Yes, we couldn’t begin to understand Nigerian politics without situating at its center the struggles for resource control among elite groups and the ethnic enclaves to which they belong. Yet, this is only a partial picture. We might just as usefully characterize the conflicts of Nigerian politics as a historic confrontation between the retrogressive but increasingly assertive forces of Fulani oligarchy and its disparate allies, seeking to entrench hegemonic control over the Nigerian state, and the diffused forces of progress and modernity, mostly but not exclusively entrenched in the South, which are slowly emerging to dominate the Nigerian civil society. This is an unmistakable dialectic of Nigerian politics: the swelling trends of civic modernity colliding with the claims of a neo-patrimonial order, a veritable confrontation between modernity and backwardness.
The arc of historical progress may be long and daunting in Nigeria, with records of intermittent reversals in fact, but all things being equal it should result in the triumph of modernity and progress over the forces of stagnation.
In the face of their increasing marginalization, especially under Buhari’s ‘democratic’ junta, the despondent peoples of southern and other parts of Nigeria are wont to invoke God as their rescuer, expecting divine redress for their unbridled neglect and exclusion. But, assuming that God is a disinterested observer or a neutral arbiter of ethnic politics, I would argue that it is not God as such that will rescue the oppressed peoples of Nigeria. Rather, it is their own redemptive efforts driven by the inexorable logic of progress – the unstoppable march to modernity – that will ultimately overwhelm the forces of reaction in Nigeria.

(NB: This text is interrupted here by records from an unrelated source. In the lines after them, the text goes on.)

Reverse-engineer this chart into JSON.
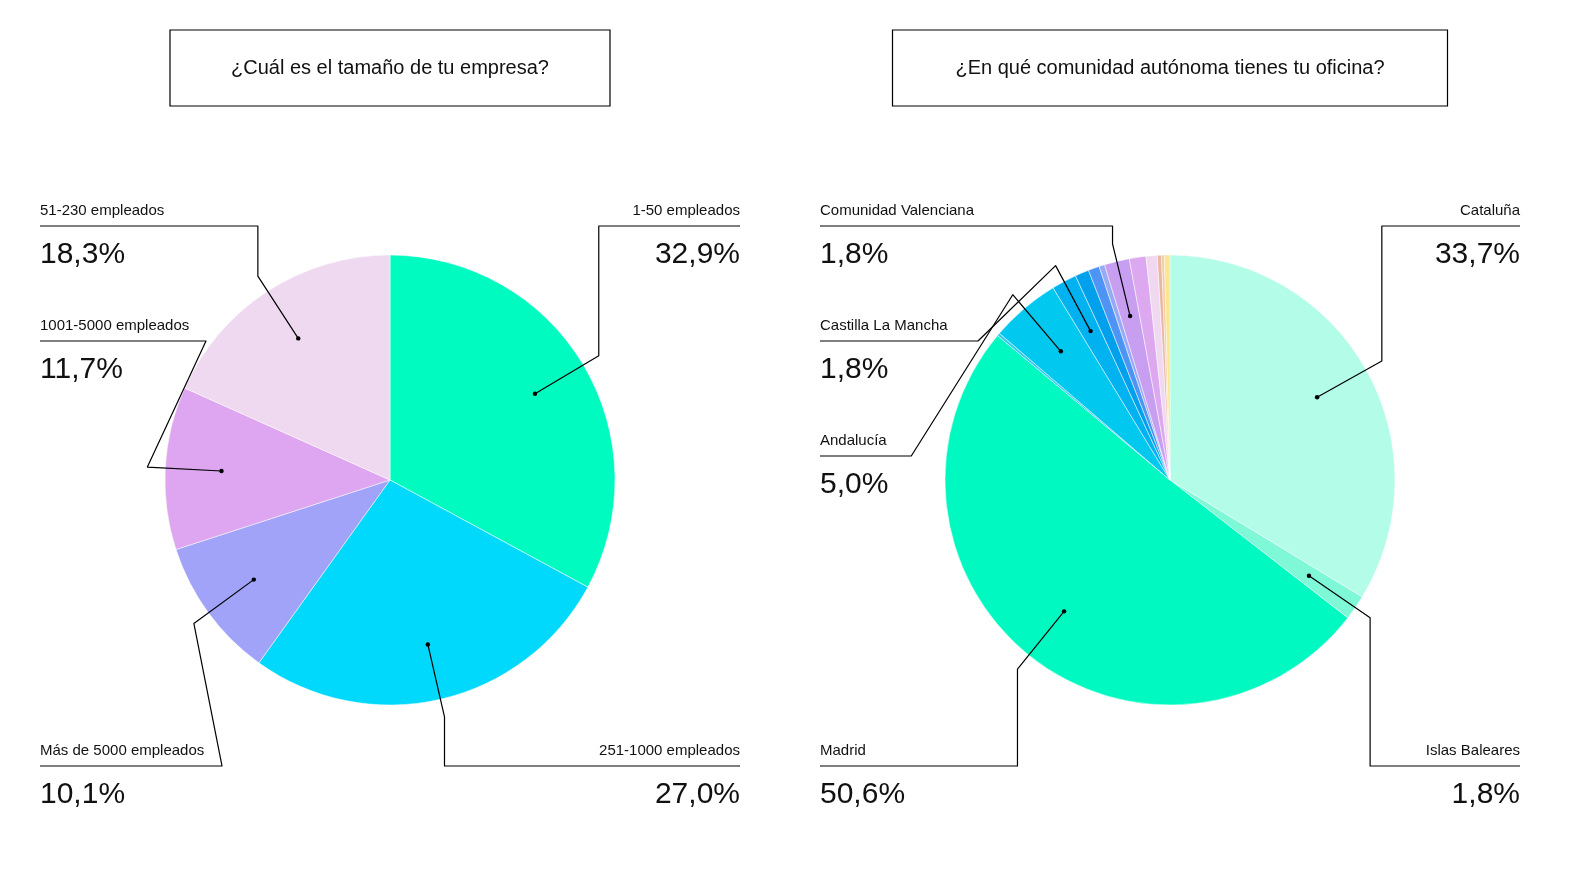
{
  "chart_data": [
    {
      "type": "pie",
      "title": "¿Cuál es el tamaño de tu empresa?",
      "categories": [
        "1-50 empleados",
        "251-1000 empleados",
        "Más de 5000 empleados",
        "1001-5000 empleados",
        "51-230 empleados"
      ],
      "values": [
        32.9,
        27.0,
        10.1,
        11.7,
        18.3
      ],
      "colors": [
        "#00fbc1",
        "#00d8fc",
        "#a0a3f8",
        "#dea5f0",
        "#efd9f0"
      ],
      "value_labels": [
        "32,9%",
        "27,0%",
        "10,1%",
        "11,7%",
        "18,3%"
      ],
      "legend": false
    },
    {
      "type": "pie",
      "title": "¿En qué comunidad autónoma tienes tu oficina?",
      "categories": [
        "Cataluña",
        "Islas Baleares",
        "Madrid",
        null,
        "Andalucía",
        "Castilla La Mancha",
        null,
        null,
        null,
        "Comunidad Valenciana",
        null,
        null,
        null,
        null,
        null
      ],
      "values": [
        33.7,
        1.8,
        50.6,
        0.2,
        5.0,
        1.8,
        1.0,
        0.8,
        0.4,
        1.8,
        1.2,
        0.8,
        0.3,
        0.2,
        0.4
      ],
      "colors": [
        "#b3fce8",
        "#7ff8d8",
        "#00f9c0",
        "#33c9f0",
        "#00c8ee",
        "#00b2ef",
        "#00a0ec",
        "#4d94f4",
        "#96aaf7",
        "#c89ef0",
        "#dca8f0",
        "#f0d8f0",
        "#e8b8a0",
        "#f5c8a0",
        "#fce490"
      ],
      "value_labels": [
        "33,7%",
        "1,8%",
        "50,6%",
        null,
        "5,0%",
        "1,8%",
        null,
        null,
        null,
        "1,8%",
        null,
        null,
        null,
        null,
        null
      ],
      "legend": false
    }
  ]
}
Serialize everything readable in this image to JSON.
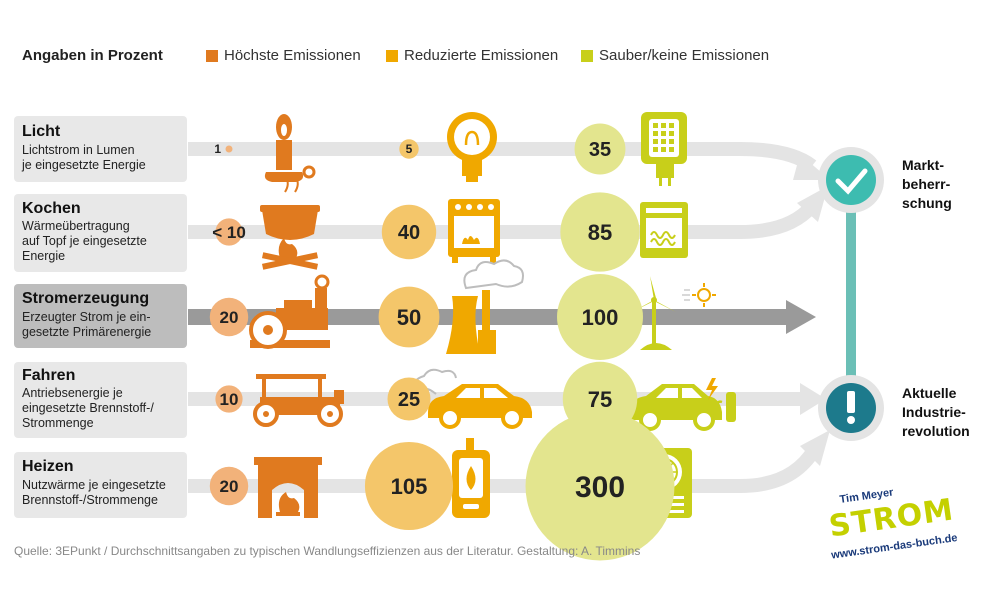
{
  "legend": {
    "title": "Angaben in Prozent",
    "items": [
      {
        "label": "Höchste Emissionen",
        "color": "#e07a1f"
      },
      {
        "label": "Reduzierte Emissionen",
        "color": "#f0a800"
      },
      {
        "label": "Sauber/keine Emissionen",
        "color": "#c8cf1a"
      }
    ]
  },
  "rows": [
    {
      "title": "Licht",
      "description": [
        "Lichtstrom in Lumen",
        "je eingesetzte Energie"
      ],
      "values": [
        "1",
        "5",
        "35"
      ],
      "highlighted": false,
      "icons": [
        "candle-icon",
        "light-bulb-icon",
        "led-lamp-icon"
      ]
    },
    {
      "title": "Kochen",
      "description": [
        "Wärmeübertragung",
        "auf Topf je eingesetzte",
        "Energie"
      ],
      "values": [
        "< 10",
        "40",
        "85"
      ],
      "highlighted": false,
      "icons": [
        "campfire-pot-icon",
        "gas-stove-icon",
        "electric-oven-icon"
      ]
    },
    {
      "title": "Stromerzeugung",
      "description": [
        "Erzeugter Strom je ein-",
        "gesetzte Primärenergie"
      ],
      "values": [
        "20",
        "50",
        "100"
      ],
      "highlighted": true,
      "icons": [
        "steam-engine-icon",
        "power-plant-icon",
        "wind-solar-icon"
      ]
    },
    {
      "title": "Fahren",
      "description": [
        "Antriebsenergie je",
        "eingesetzte Brennstoff-/",
        "Strommenge"
      ],
      "values": [
        "10",
        "25",
        "75"
      ],
      "highlighted": false,
      "icons": [
        "vintage-car-icon",
        "combustion-car-icon",
        "electric-car-icon"
      ]
    },
    {
      "title": "Heizen",
      "description": [
        "Nutzwärme je eingesetzte",
        "Brennstoff-/Strommenge"
      ],
      "values": [
        "20",
        "105",
        "300"
      ],
      "highlighted": false,
      "icons": [
        "fireplace-icon",
        "gas-boiler-icon",
        "heat-pump-icon"
      ]
    }
  ],
  "outcomes": {
    "top": [
      "Markt-",
      "beherr-",
      "schung"
    ],
    "bottom": [
      "Aktuelle",
      "Industrie-",
      "revolution"
    ],
    "icons": [
      "check-mark-icon",
      "exclamation-icon"
    ]
  },
  "source": "Quelle: 3EPunkt / Durchschnittsangaben zu typischen Wandlungseffizienzen aus der Literatur. Gestaltung: A. Timmins",
  "branding": {
    "author": "Tim Meyer",
    "name": "STROM",
    "url": "www.strom-das-buch.de"
  },
  "colors": {
    "high": "#e07a1f",
    "reduced": "#f0a800",
    "clean": "#c8cf1a",
    "bubble_high": "#f2b27a",
    "bubble_reduced": "#f4c66a",
    "bubble_clean": "#e3e58e",
    "check": "#3dbcb0",
    "alert": "#1d7a8c",
    "track": "#e4e4e4",
    "track_active": "#9a9a9a",
    "link": "#6bbfb6"
  }
}
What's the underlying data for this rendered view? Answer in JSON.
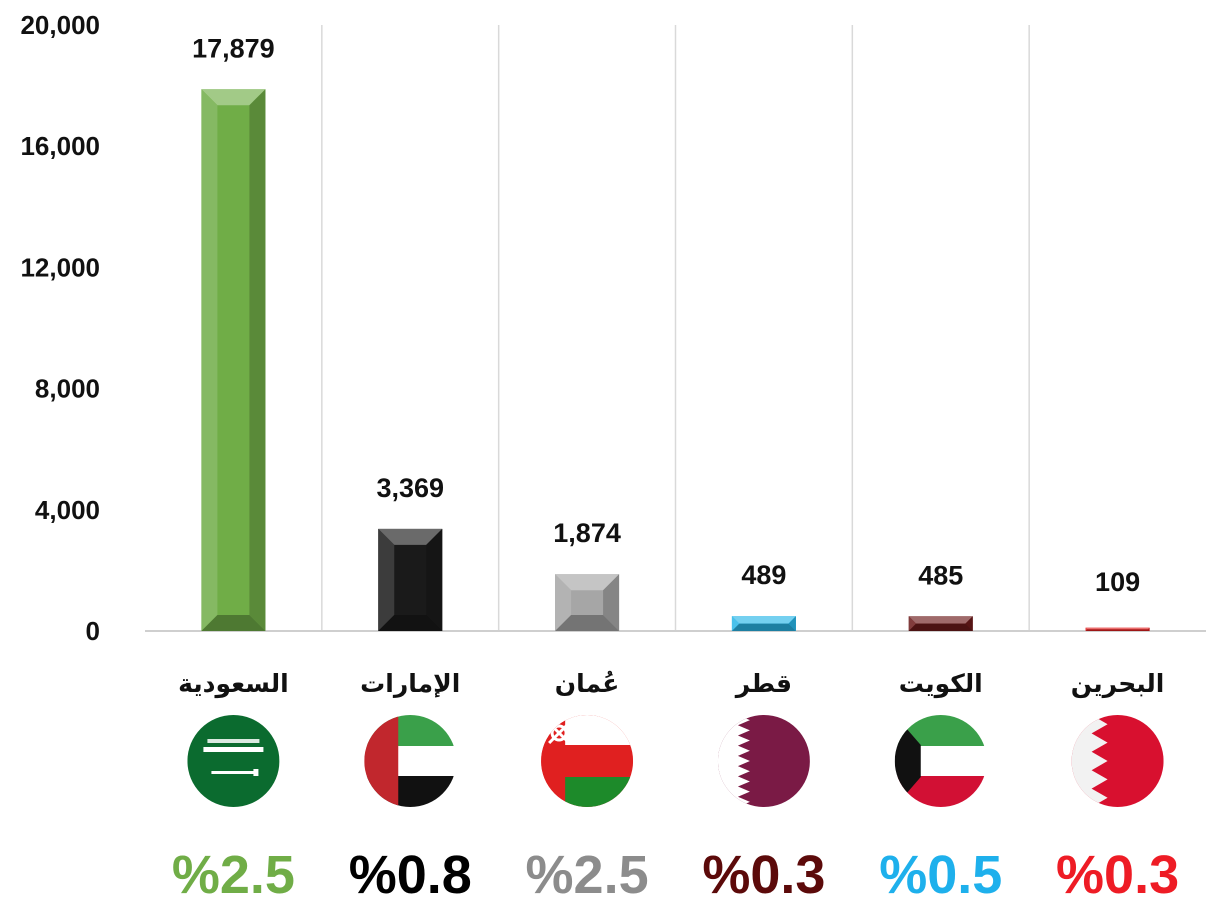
{
  "chart_data": {
    "type": "bar",
    "categories": [
      "السعودية",
      "الإمارات",
      "عُمان",
      "قطر",
      "الكويت",
      "البحرين"
    ],
    "values": [
      17879,
      3369,
      1874,
      489,
      485,
      109
    ],
    "value_labels": [
      "17,879",
      "3,369",
      "1,874",
      "489",
      "485",
      "109"
    ],
    "percent_labels": [
      "%2.5",
      "%0.8",
      "%2.5",
      "%0.3",
      "%0.5",
      "%0.3"
    ],
    "bar_colors": [
      "#70ad47",
      "#1a1a1a",
      "#a6a6a6",
      "#29b6e8",
      "#6b1a1a",
      "#e02020"
    ],
    "percent_colors": [
      "#70ad47",
      "#000000",
      "#8c8c8c",
      "#5c0a0a",
      "#1eb0ec",
      "#ee1c25"
    ],
    "flag_icons": [
      "saudi-flag-icon",
      "uae-flag-icon",
      "oman-flag-icon",
      "qatar-flag-icon",
      "kuwait-flag-icon",
      "bahrain-flag-icon"
    ],
    "y_ticks": [
      "0",
      "4,000",
      "8,000",
      "12,000",
      "16,000",
      "20,000"
    ],
    "ylim": [
      0,
      20000
    ],
    "grid": "vertical",
    "title": "",
    "xlabel": "",
    "ylabel": ""
  }
}
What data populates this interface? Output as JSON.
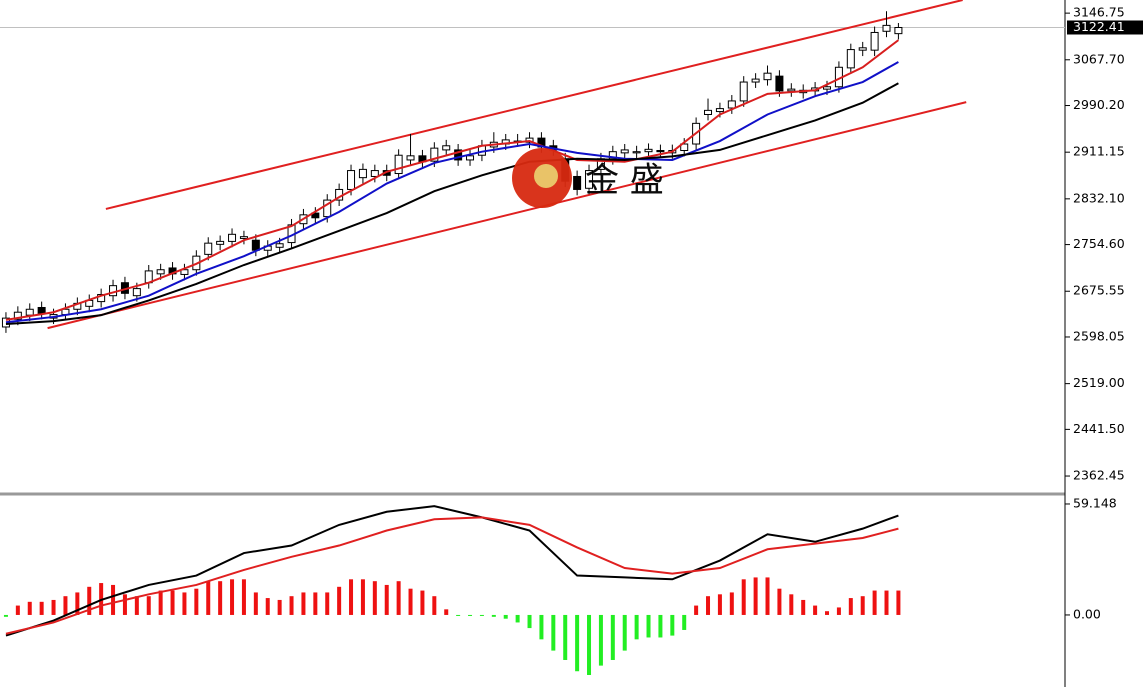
{
  "chart_data": [
    {
      "type": "candlestick",
      "xlim": [
        -0.5,
        89
      ],
      "ylim": [
        2332,
        3169
      ],
      "yticks": [
        3146.75,
        {
          "value": 3067.7,
          "label": "3067.70"
        },
        {
          "value": 2990.2,
          "label": "2990.20"
        },
        2911.15,
        {
          "value": 2832.1,
          "label": "2832.10"
        },
        {
          "value": 2754.6,
          "label": "2754.60"
        },
        2675.55,
        2598.05,
        {
          "value": 2519,
          "label": "2519.00"
        },
        {
          "value": 2441.5,
          "label": "2441.50"
        },
        2362.45
      ],
      "last_price": 3122.41,
      "watermark": "金 盛",
      "up_color": "#ffffff",
      "down_color": "#000000",
      "open": [
        2615,
        2628,
        2635,
        2648,
        2630,
        2636,
        2645,
        2650,
        2658,
        2668,
        2690,
        2668,
        2690,
        2705,
        2715,
        2704,
        2712,
        2738,
        2755,
        2760,
        2765,
        2762,
        2745,
        2750,
        2758,
        2790,
        2808,
        2802,
        2830,
        2848,
        2868,
        2870,
        2880,
        2875,
        2898,
        2905,
        2896,
        2915,
        2915,
        2898,
        2906,
        2920,
        2925,
        2928,
        2928,
        2935,
        2922,
        2900,
        2870,
        2850,
        2882,
        2900,
        2910,
        2910,
        2912,
        2914,
        2910,
        2914,
        2925,
        2975,
        2980,
        2986,
        2998,
        3030,
        3034,
        3040,
        3015,
        3012,
        3015,
        3018,
        3022,
        3054,
        3084,
        3084,
        3116,
        3112
      ],
      "high": [
        2640,
        2650,
        2655,
        2658,
        2646,
        2655,
        2665,
        2670,
        2680,
        2695,
        2700,
        2690,
        2720,
        2722,
        2725,
        2722,
        2745,
        2767,
        2770,
        2782,
        2778,
        2772,
        2762,
        2766,
        2798,
        2815,
        2818,
        2840,
        2858,
        2890,
        2892,
        2890,
        2890,
        2916,
        2942,
        2915,
        2928,
        2932,
        2925,
        2915,
        2932,
        2945,
        2942,
        2942,
        2945,
        2945,
        2932,
        2910,
        2880,
        2890,
        2910,
        2922,
        2925,
        2922,
        2926,
        2924,
        2924,
        2935,
        2970,
        3002,
        2995,
        3008,
        3040,
        3045,
        3058,
        3050,
        3028,
        3026,
        3030,
        3032,
        3065,
        3095,
        3098,
        3124,
        3150,
        3130
      ],
      "low": [
        2605,
        2618,
        2625,
        2628,
        2620,
        2626,
        2635,
        2640,
        2648,
        2658,
        2662,
        2658,
        2680,
        2695,
        2695,
        2694,
        2702,
        2728,
        2745,
        2750,
        2755,
        2735,
        2735,
        2740,
        2748,
        2780,
        2790,
        2792,
        2820,
        2838,
        2858,
        2860,
        2862,
        2865,
        2888,
        2885,
        2886,
        2905,
        2888,
        2888,
        2896,
        2910,
        2915,
        2920,
        2918,
        2910,
        2905,
        2852,
        2838,
        2840,
        2872,
        2890,
        2900,
        2900,
        2902,
        2902,
        2900,
        2904,
        2915,
        2965,
        2970,
        2976,
        2988,
        3020,
        3024,
        3005,
        3005,
        3002,
        3005,
        3008,
        3012,
        3044,
        3074,
        3074,
        3106,
        3102
      ],
      "close": [
        2630,
        2640,
        2645,
        2638,
        2636,
        2645,
        2655,
        2660,
        2670,
        2685,
        2672,
        2680,
        2710,
        2712,
        2705,
        2712,
        2735,
        2757,
        2760,
        2772,
        2768,
        2745,
        2752,
        2756,
        2788,
        2805,
        2800,
        2830,
        2848,
        2880,
        2882,
        2880,
        2872,
        2906,
        2905,
        2895,
        2918,
        2922,
        2898,
        2905,
        2922,
        2928,
        2932,
        2930,
        2935,
        2920,
        2915,
        2862,
        2848,
        2880,
        2900,
        2912,
        2915,
        2912,
        2916,
        2912,
        2914,
        2925,
        2960,
        2982,
        2985,
        2998,
        3030,
        3035,
        3045,
        3015,
        3018,
        3016,
        3020,
        3022,
        3055,
        3085,
        3088,
        3114,
        3126,
        3122.41
      ],
      "lines": [
        {
          "color": "#d81e1e",
          "x": [
            0,
            4,
            8,
            12,
            16,
            20,
            24,
            28,
            32,
            36,
            40,
            44,
            48,
            52,
            56,
            60,
            64,
            68,
            72,
            75
          ],
          "values": [
            2627,
            2640,
            2668,
            2690,
            2722,
            2762,
            2786,
            2835,
            2878,
            2900,
            2922,
            2930,
            2898,
            2895,
            2912,
            2975,
            3010,
            3016,
            3055,
            3101
          ]
        },
        {
          "color": "#1010c8",
          "x": [
            0,
            4,
            8,
            12,
            16,
            20,
            24,
            28,
            32,
            36,
            40,
            44,
            48,
            52,
            56,
            60,
            64,
            68,
            72,
            75
          ],
          "values": [
            2623,
            2632,
            2645,
            2668,
            2705,
            2735,
            2770,
            2810,
            2858,
            2893,
            2912,
            2925,
            2910,
            2900,
            2898,
            2930,
            2975,
            3006,
            3030,
            3064
          ]
        },
        {
          "color": "#000000",
          "x": [
            0,
            4,
            8,
            12,
            16,
            20,
            24,
            28,
            32,
            36,
            40,
            44,
            48,
            52,
            56,
            60,
            64,
            68,
            72,
            75
          ],
          "values": [
            2620,
            2625,
            2635,
            2660,
            2688,
            2720,
            2748,
            2778,
            2808,
            2845,
            2872,
            2895,
            2900,
            2898,
            2904,
            2915,
            2940,
            2965,
            2995,
            3028
          ]
        }
      ],
      "trendlines": [
        {
          "color": "#e02020",
          "x": [
            8.4,
            80.4
          ],
          "y": [
            2815,
            3169
          ]
        },
        {
          "color": "#e02020",
          "x": [
            3.5,
            80.7
          ],
          "y": [
            2613,
            2996
          ]
        }
      ]
    },
    {
      "type": "macd",
      "xlim": [
        -0.5,
        89
      ],
      "ylim": [
        -38.4,
        63.4
      ],
      "yticks": [
        59.148,
        {
          "value": 0,
          "label": "0.00"
        }
      ],
      "up_color": "#ee1111",
      "down_color": "#22ee22",
      "histogram": [
        -1,
        5,
        7,
        7,
        8,
        10,
        12,
        15,
        17,
        16,
        11,
        10,
        10,
        13,
        13,
        12,
        14,
        18,
        18,
        19,
        19,
        12,
        9,
        8,
        10,
        12,
        12,
        12,
        15,
        19,
        19,
        18,
        16,
        18,
        14,
        13,
        10,
        3,
        -0.5,
        -0.5,
        -0.5,
        -1,
        -2,
        -4,
        -7,
        -13,
        -19,
        -24,
        -30,
        -32,
        -27,
        -24,
        -19,
        -13,
        -12,
        -12,
        -11,
        -8,
        5,
        10,
        11,
        12,
        19,
        20,
        20,
        14,
        11,
        8,
        5,
        2,
        4,
        9,
        10,
        13,
        13,
        13
      ],
      "lines": [
        {
          "color": "#000000",
          "x": [
            0,
            4,
            8,
            12,
            16,
            20,
            24,
            28,
            32,
            36,
            40,
            44,
            48,
            52,
            56,
            60,
            64,
            68,
            72,
            75
          ],
          "values": [
            -11,
            -3,
            8,
            16,
            21,
            33,
            37,
            48,
            55,
            58,
            52,
            45,
            21,
            20,
            19,
            29,
            43,
            39,
            46,
            53
          ]
        },
        {
          "color": "#e02020",
          "x": [
            0,
            4,
            8,
            12,
            16,
            20,
            24,
            28,
            32,
            36,
            40,
            44,
            48,
            52,
            56,
            60,
            64,
            68,
            72,
            75
          ],
          "values": [
            -10,
            -4,
            5,
            11,
            16,
            24,
            31,
            37,
            45,
            51,
            52,
            48,
            36,
            25,
            22,
            25,
            35,
            38,
            41,
            46
          ]
        }
      ]
    }
  ]
}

The Fulani core increasingly dominates Nigerian politics, vastly gaining ground under the parochial presidency of Mr Buhari. But a nescient culture based on cattle economy and primitive accumulation cannot long resist the onslaught of progressivism; it cannot long prosper in an interconnected world powered by supercomputers and superphones and the cumulative advance of artificial intelligence.
History is on the side of the currently despondent peoples of southern Nigeria and their progressive allies.
Or, it should be.
If the assured triumph of progress is delayed in Nigeria, it may be due in part to the vicious contradictions in the Nigerian civil society wherein scientific progress coexists with resistant superstition, seen in a growing retreat from reason and enlightenment and a return to religious fatalism. Churches and hopeful hallelujahs everywhere!
If the forces of stagnation led by the Fulani attain hegemonia in Nigeria, this will owe in no small measure to the persistence of these polarities in the Nigerian civil society between superstition and modernity.
World history is replete with instances where barbarism triumphed, for a while, over the forces of enlightenment. But almost always, it was the decay of enlightened civilization that paved the way for barbarian ascendancy.
On first view, the vignettes of history provide only cold comfort for the increasingly marginalized peoples of southern Nigeria. But in time, if these marginalized civilizations could rise up, they will find that the logic of history favors them, that the magistery of modernization favors those with an enlightened outlook.
The peoples of southern Nigeria and their progressive allies elsewhere could change Nigeria’s muddled history if only the huddled masses and their befuddled leaders will rise up and claim their destiny.
Progressive forces could ride the storms of reactionary rule in Nigeria and emerge to a new morning, as we did in these parts, riding the roaring blasts of a winter night to find a benevolent new day.